Tax lease, tax lease, tax lease… Todo el mundo habla de la tax lease, sobre todo en Galicia, pero en realidad casi nadie tiene una idea cabal de lo que es y, peor todavía, la mayoría de los que lo saben evitan reconocer que la tax lease es uno de los artificios más "asquerosos" de cuantos se practican para burlar a la Hacienda pública o, cuando menos, para reducir exponencialmente la aportación de las empresas.

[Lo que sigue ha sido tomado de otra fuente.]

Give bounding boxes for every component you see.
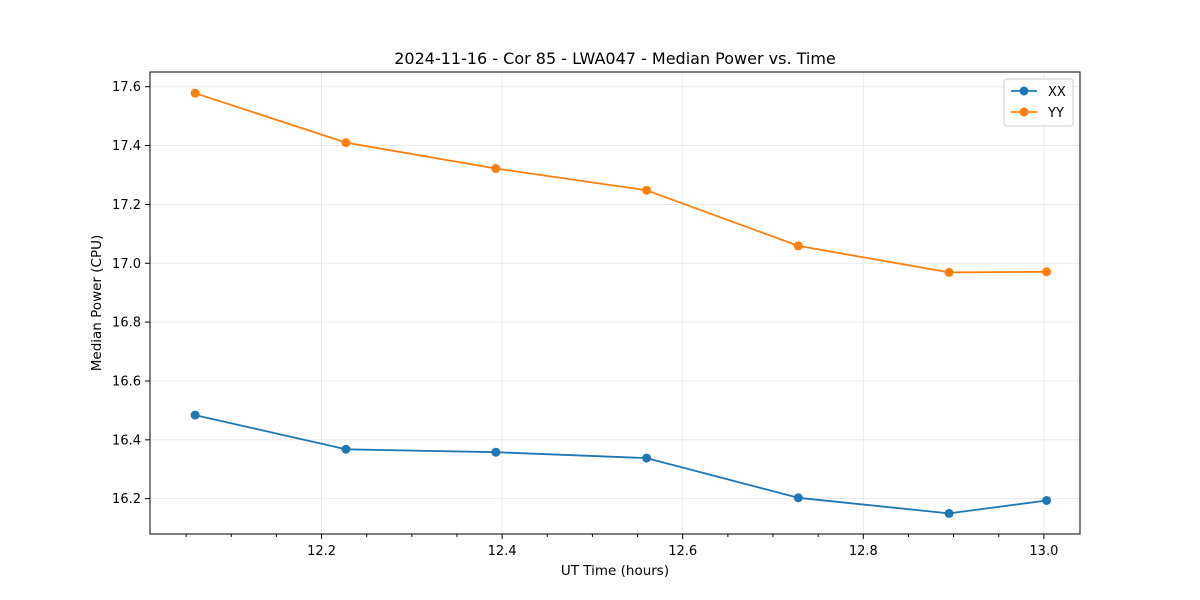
data-point-xx: [341, 444, 351, 454]
x-tick-label: 12.8: [849, 544, 878, 559]
data-point-yy: [190, 88, 200, 98]
y-tick-label: 16.6: [112, 374, 141, 389]
legend-marker-xx: [1019, 86, 1029, 96]
plot-frame: [149, 71, 1081, 535]
legend: XX YY: [1003, 78, 1074, 127]
axis-ticks: 12.2 12.4 12.6 12.8 13.0 16.2 16.4 16.6 16.8 17.0…: [112, 80, 1058, 559]
x-tick-label: 12.2: [307, 544, 336, 559]
legend-label-yy: YY: [1047, 106, 1064, 121]
data-point-yy: [341, 138, 351, 148]
y-tick-label: 16.8: [112, 316, 141, 331]
data-point-xx: [642, 453, 652, 463]
series-layer: [190, 88, 1052, 518]
data-point-xx: [1042, 495, 1052, 505]
data-point-xx: [944, 508, 954, 518]
data-point-xx: [491, 447, 501, 457]
y-tick-label: 16.4: [112, 433, 141, 448]
data-point-xx: [190, 410, 200, 420]
x-tick-label: 13.0: [1029, 544, 1058, 559]
legend-label-xx: XX: [1048, 85, 1066, 100]
chart-title: 2024-11-16 - Cor 85 - LWA047 - Median Po…: [394, 49, 836, 68]
x-tick-label: 12.6: [668, 544, 697, 559]
legend-marker-yy: [1019, 107, 1029, 117]
y-tick-label: 17.4: [112, 139, 141, 154]
x-tick-label: 12.4: [488, 544, 517, 559]
data-point-yy: [642, 185, 652, 195]
y-tick-label: 16.2: [112, 492, 141, 507]
y-tick-label: 17.2: [112, 198, 141, 213]
data-point-yy: [944, 267, 954, 277]
y-axis-label: Median Power (CPU): [89, 235, 105, 371]
data-point-xx: [793, 493, 803, 503]
data-point-yy: [1042, 267, 1052, 277]
grid-lines: [150, 72, 1080, 534]
y-tick-label: 17.0: [112, 257, 141, 272]
data-point-yy: [491, 164, 501, 174]
x-axis-label: UT Time (hours): [561, 563, 669, 579]
data-point-yy: [793, 241, 803, 251]
y-tick-label: 17.6: [112, 80, 141, 95]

Además, la tax lease que se practica en España utiliza más vericuetos que ninguna, hasta el punto de que el uso y abuso de ese instrumento provocó hace ya tiempo que empresas finlandesas, francesas, holandesas o portuguesas [también de la extracomunitaria Noruega] exigieran a sus gobiernos que denunciaran al Estado español.
Es más, en España, donde abundan los empresarios "listos" y los políticos generosos con el dinero de todos, se orquestó una tax lease con normas [algunas ni siquiera escritas] que en su mayoría carecían del preceptivo visto bueno de la Comisión Europea.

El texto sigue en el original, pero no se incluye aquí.